The first part discussed the threat of agile development to the role of traditional architects and the distrust between developers and architects. Although many of the Ivory Tower Architect stereotypes may contain a grain of truth, the cause is often not the architects themselves. Many organizations put architects in a position that makes it hard or impossible to be successful:

  • Goals like achieving 30% reuse – how to measure and promote this?
  • Architects are not allowed to write code – so how can the architects keep up with the latest technology?
  • Architects are often outnumbered by developers 30 to 1 or more – this leaves no time for being involved with projects or mentoring of the developers.

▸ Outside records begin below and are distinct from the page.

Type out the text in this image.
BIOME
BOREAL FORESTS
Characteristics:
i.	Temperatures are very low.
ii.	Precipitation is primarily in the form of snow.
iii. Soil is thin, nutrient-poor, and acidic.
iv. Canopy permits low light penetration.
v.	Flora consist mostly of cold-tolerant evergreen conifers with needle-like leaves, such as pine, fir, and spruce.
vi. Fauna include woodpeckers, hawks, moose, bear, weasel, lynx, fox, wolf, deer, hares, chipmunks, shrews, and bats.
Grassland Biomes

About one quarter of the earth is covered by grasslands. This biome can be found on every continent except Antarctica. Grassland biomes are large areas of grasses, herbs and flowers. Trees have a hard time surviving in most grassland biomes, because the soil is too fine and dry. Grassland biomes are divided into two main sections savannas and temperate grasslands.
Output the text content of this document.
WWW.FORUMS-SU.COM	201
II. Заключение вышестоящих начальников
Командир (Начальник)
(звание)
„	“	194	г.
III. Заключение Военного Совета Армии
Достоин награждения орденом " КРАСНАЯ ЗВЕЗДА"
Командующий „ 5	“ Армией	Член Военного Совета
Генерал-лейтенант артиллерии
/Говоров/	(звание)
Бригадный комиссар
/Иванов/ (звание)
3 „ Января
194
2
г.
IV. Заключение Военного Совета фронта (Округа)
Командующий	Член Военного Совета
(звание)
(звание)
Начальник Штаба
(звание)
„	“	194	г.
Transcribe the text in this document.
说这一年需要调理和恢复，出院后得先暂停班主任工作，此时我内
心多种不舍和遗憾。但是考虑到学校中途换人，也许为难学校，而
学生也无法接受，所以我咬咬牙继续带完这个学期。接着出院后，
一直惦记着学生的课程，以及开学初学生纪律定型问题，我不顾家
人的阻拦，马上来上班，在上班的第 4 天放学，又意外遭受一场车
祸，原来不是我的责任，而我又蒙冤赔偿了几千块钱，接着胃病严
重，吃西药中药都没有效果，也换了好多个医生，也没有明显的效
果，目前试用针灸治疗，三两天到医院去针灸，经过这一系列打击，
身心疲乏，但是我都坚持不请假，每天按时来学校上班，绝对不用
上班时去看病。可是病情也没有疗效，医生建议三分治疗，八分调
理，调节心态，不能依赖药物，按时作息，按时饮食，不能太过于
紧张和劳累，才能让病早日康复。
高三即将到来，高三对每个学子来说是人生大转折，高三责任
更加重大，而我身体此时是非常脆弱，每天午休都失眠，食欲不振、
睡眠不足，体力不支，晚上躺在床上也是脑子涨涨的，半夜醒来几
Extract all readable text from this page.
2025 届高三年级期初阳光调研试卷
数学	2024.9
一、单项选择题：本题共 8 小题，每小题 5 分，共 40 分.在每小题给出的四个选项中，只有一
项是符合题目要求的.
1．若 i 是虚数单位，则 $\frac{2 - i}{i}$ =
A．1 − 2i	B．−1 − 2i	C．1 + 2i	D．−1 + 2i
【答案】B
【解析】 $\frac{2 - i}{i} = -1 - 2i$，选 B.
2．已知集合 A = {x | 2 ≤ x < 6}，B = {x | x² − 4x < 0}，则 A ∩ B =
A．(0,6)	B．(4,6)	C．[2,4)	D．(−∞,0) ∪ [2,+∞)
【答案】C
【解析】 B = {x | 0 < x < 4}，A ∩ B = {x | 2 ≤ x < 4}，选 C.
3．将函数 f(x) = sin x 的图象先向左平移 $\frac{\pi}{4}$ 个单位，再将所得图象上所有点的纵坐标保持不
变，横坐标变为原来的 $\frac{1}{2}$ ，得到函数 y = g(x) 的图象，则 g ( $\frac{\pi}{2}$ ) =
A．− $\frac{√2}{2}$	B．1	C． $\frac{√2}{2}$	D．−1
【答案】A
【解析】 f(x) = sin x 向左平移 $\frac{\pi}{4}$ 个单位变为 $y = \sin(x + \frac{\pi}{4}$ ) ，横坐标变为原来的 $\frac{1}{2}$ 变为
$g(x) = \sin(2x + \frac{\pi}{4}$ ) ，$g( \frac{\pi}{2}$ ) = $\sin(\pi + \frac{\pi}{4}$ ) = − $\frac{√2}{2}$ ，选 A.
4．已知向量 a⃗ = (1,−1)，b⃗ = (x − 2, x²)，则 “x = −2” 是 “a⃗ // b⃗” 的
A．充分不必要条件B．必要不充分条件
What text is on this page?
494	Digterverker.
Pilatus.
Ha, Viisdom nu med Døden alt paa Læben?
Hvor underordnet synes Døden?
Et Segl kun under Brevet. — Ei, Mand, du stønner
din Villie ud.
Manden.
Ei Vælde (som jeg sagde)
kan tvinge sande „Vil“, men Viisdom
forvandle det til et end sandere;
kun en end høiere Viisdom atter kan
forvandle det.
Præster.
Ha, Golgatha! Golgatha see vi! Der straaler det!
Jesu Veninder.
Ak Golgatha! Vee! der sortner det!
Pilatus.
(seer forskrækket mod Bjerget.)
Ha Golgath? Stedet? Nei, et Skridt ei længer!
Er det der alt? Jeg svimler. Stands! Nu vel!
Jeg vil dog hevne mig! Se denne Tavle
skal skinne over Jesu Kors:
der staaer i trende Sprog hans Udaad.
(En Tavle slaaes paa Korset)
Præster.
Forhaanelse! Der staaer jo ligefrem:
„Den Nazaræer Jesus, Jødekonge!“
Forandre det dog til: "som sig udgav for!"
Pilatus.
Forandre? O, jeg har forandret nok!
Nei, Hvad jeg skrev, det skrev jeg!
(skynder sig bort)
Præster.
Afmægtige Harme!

Traditionally this leaves the architects with very few options, like specifying a reference architecture and requiring all projects to adhere to it, even when the architecture is not a good fit for the specific project. Not only does this clash with agile development, but agile development may even threaten this model. It is not surprising that this causes distrust between architects and agile teams.
But this adversarial relationship is not necessary. The second part of the presentation addressed how agile development allows the architects to be successful:

  • Visibility in progress by delivering working software every iteration, allowing the architect to be involved and react.
  • Up-to-date specifications of functionality through automated tests.
  • Extracting reusable components from working code, instead of trying to build reusable components up-front that may never be used. “After the fact” instead of “design up front” reuse.

So how can you involve the architects into the agile development process? By treating the architects as another stakeholder, just like the regular customer. The architectural requirements will need to be prioritized just like any other requirement. And requirements like “the system must be maintainable” will have to become specific and implementable, making the work of the architects more concrete and valuable.